The experiences of camp life show that man does have a choice of action... Man can preserve a vestige of spiritual freedom, of independence of mind, even in such terrible conditions of psychic and physical stress... Everything can be taken from a man but one thing: the last of the human freedoms - to choose one's attitude in any given set of circumstances, to choose one's own way... It is this spiritual freedom - which cannot be taken away - that makes life meaningful and purposeful.

This begs the question and provides the theme of the book. How do you find meaning in life when everything has been stripped away from you and you find yourself in a horrific or provisional existence?

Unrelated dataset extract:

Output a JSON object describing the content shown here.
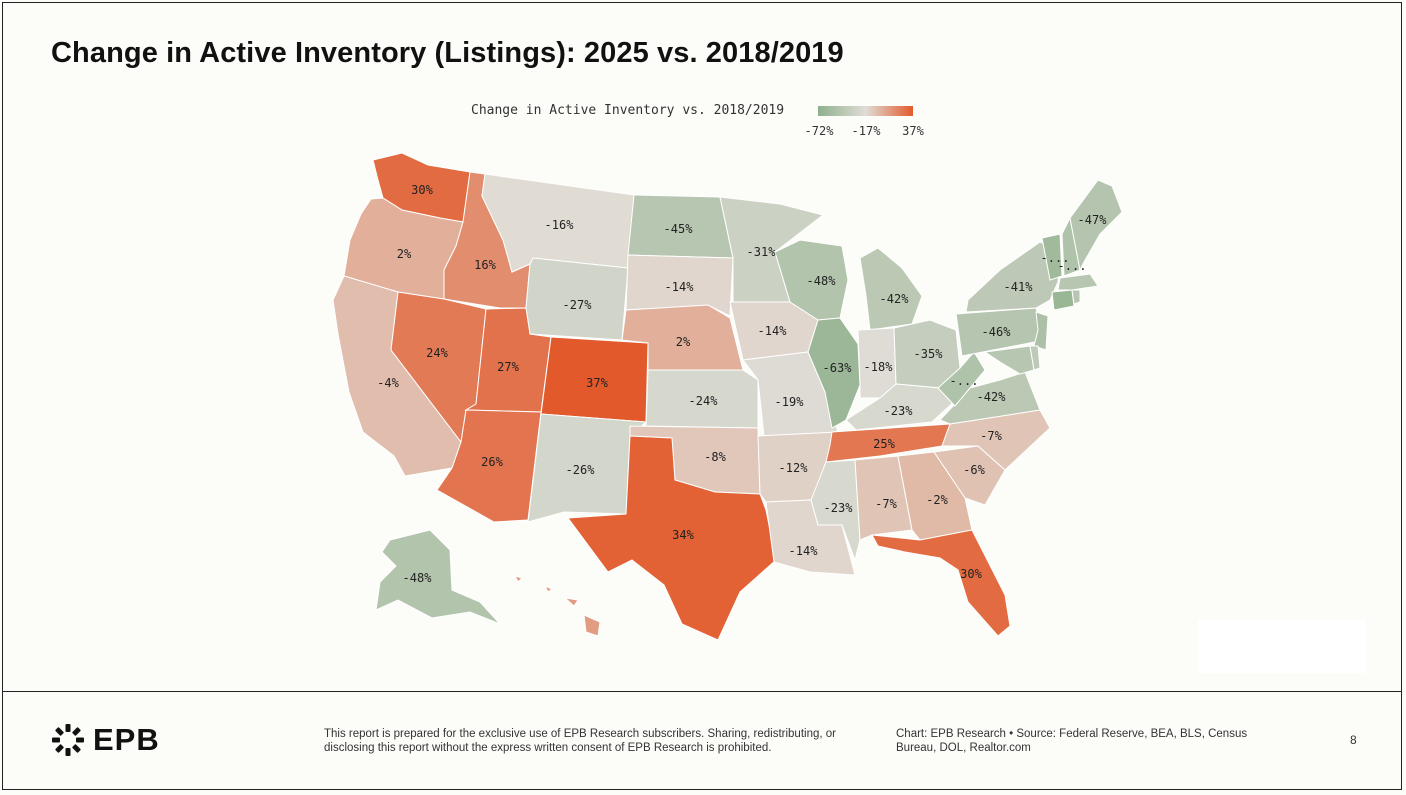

In searching for this answer, Frankl uncovers the core aspects of finding meaning in life. Meaning is found by answering the question of what life expects of us whether that be in comfort or suffering, not what we can get from life.


It did not really matter what we expected from life, but rather what life expected from us. We needed to stop asking about the meaning of life, and instead to think of ourselves as those who were being questioned by life-daily and hourly. Our answer must consist, not in talk and meditation, but in right action and in right conduct. Life ultimately means taking the responsibility to find the right answer to its problems and to fulfill the tasks which it constantly sets for each individual... When a man finds that it is his destiny to suffer, he will have to accept his suffering as his task; his single and unique task. He will have to acknowledge the fact that even in suffering he is unique and alone in the universe. No one can relieve him of his suffering or suffer in his place. His unique opportunity lies in the way in which he bears his burden.

There is a lot that we can learn from this book.


1. Man is capable of great evil and great good. Frankl writes, "Our generation is realistic, for we have come to know man as he really is. After all, man is that being who invented the gas chambers of Auschwitz..." He describes the atrocities committed by sadistic guards and capos. But, he also shares examples of guards who would take pity on the prisoners and offer even a small comfort. "Human kindness can be found in all groups, even those which as a whole it would be easy to condemn." And what is even more profound, he tells of prisoners who maintained a sense of decency and inner strength despite their suffering. "...However, he (man) is also that being who entered those gas chambers upright, with the Lord's Prayer or the Shema Yisrael on his lips."

2. Meaning is found not in what you can get from life but in seeking what life requires of you. We have an inherent tendency to approach life with the hedonistic perspective of what we can extract from it. How can we maximize happiness or experience for ourselves? Even our altruism is often filtered through the lens of how it affects our own happiness or wellbeing. Frankl turns this perspective on its head when he states that "It did not really matter what we expected from life, but rather what life expected from us." Our meaning in life is then derived from taking on the responsibility of fulfilling what life expects.


Personally, I found this book to be thought provoking and helpful as Frankl's words carry with them the authority of his experience. The idea of finding meaning in life and how to respond to suffering has been filling my headspace lately. This book was able to answer a number of important questions that I have been pondering. This book is now taking a place in the canon of works on my essential bookshelf.